An appreciation of the ethical principle of respect for autonomy is helpful in meeting the legal requirement of obtaining informed consent. When the physician wants to be reasonably certain (whatever standard) that the patient knows and understands the risks, benefits, and alternatives to a proposed procedure and understands that the patient cannot exercise her autonomy without that knowledge, the requirements for informed consent become clear.
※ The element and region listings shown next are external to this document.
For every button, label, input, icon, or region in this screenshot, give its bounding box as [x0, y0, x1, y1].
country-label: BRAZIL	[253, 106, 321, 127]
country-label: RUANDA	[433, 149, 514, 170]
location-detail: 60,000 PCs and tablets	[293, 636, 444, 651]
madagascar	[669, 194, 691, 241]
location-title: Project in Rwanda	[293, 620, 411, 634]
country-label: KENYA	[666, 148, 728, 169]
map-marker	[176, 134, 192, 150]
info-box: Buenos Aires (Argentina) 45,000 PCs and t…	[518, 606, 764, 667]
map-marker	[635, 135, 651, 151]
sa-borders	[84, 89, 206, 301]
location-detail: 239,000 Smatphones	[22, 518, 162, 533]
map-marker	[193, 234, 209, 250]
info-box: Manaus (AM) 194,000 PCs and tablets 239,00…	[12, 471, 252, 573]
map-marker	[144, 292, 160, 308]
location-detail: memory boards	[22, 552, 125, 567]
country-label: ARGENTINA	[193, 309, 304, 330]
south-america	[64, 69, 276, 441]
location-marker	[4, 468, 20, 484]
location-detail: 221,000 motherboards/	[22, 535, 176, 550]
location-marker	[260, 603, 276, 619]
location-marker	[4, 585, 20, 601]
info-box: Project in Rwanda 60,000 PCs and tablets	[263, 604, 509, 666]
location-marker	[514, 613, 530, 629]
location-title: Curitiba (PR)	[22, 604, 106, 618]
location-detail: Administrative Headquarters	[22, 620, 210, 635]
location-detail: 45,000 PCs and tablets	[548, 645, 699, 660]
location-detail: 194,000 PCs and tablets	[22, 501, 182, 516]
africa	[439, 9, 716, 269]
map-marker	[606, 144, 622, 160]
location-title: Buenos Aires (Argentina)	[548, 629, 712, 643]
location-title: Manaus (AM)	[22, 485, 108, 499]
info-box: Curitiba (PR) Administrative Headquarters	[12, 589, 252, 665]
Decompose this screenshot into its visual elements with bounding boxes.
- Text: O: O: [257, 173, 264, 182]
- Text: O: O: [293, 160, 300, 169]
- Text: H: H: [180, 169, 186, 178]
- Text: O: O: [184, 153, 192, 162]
If the patient lacks capacity (and depending on state law this can include being a minor) to give consent then the physician cannot act, except in an emergency, and must obtain consent from a legally authorized third party or substitute decision maker (32). Who can be a substitute decision maker will depend on the law of the jurisdiction in which the procedure is to be done. Ways in which it can be done include by state statute authorizing a person (generally on the basis of relationship) to be the decision maker, through proxy advance directives and by medical or durable powers of attorney. The substitute decision maker is not free to apply his or her values to health care decision making for the incapable patient. Any decision is first based on the patient’s known preferences (substitute judgment) and if they’re not known then on the patient’s best interests (what a reasonable person in that patient’s circumstances would decide) (3). Proxy advance directives and powers of attorney for substitute medical decision making are valid only if the legal requirements for their creation are met. If there is no statutory or other legal provision for a substitute decision maker then a court order is usually necessary to either authorize the procedure or to appoint a substitute decision maker.
Informed Consent and Negligence
Informed consent has nothing to do with whether or not the physician carrying out the medical procedure has met the required standard of care. An action for negligence in carrying out a medical procedure is separate and apart from an action for failure to obtain informed consent. The physician can carry out the procedure without negligence but could be found liable for damages if informed consent was not obtained.
Courts in the United States and Canada have been consistent in holding as a policy decision that the failure to obtain the informed part of informed consent is negligence, but not a battery. The same requirements that a patient must show in an action alleging negligence against a physician in carrying out a medical procedure are also required in an action alleging a physician failed to properly “inform” a patient (17,18) (Table 41-4).